Like most things in the UNIX world where there are duplications of behaviour, it's a combination of many things, but mostly history, politics/religion, and the desire to build a better mousetrap / NiH syndrome. The existence of multiple system compononents that perform equivalent tasks is often praised as a useful feature, by open source proponents.
Broadly speaking you mostly need to worry about four flavours of package management system. You have the debian derived systems, like debian, ubuntu which use .deb
and the apt/dpkg family of management tools. You have the redhat derived systems which use the .rpm
format and the rpm / yum family of management tools. Feature wise these both are broadly equivalent, in my opinion.
The important thing is try and learn the toolset you're working with well, they're all well documented. Learn about how to check dependencies and verify package signatures and integrity, and find out what services a package provides, and conversely what package is responsible for a particular installed file or program, using the native package tools for your distribution of choice. Ideally learn the command line options to do this for yum and rpm and then dpkg and aptitude and you'll have most bases covered. Then use the GUI tools if you prefer.

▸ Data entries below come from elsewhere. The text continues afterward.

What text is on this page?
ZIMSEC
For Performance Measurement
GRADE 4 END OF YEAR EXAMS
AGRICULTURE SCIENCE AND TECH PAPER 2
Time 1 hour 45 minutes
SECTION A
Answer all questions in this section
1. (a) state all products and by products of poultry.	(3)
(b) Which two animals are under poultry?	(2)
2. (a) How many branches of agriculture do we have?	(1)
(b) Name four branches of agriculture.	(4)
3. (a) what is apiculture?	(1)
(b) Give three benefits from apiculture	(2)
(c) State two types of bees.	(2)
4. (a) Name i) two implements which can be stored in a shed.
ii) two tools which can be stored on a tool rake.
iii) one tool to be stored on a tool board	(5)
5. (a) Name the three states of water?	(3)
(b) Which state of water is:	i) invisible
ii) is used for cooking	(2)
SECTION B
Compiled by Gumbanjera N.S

I think the most important thing to remember is that it's generally a mistake to mix packages from different distributions or releases in the same system even if they use the same package format e.g. do not install debian .deb files on your ubuntu system, or SuSE rpm files on your Fedora system, unless you really understand what you're doing.
The other two flavours I mentioned are less mainstream, but I list them for completeness sake. These are
a) no package system outside of
binary/source tarball a la classic
slackware , and
b) source build tools modelled after BSD ports, a la classic gentoo.
Again, you don't want to be here, until you understand why you might want to, in my opinion.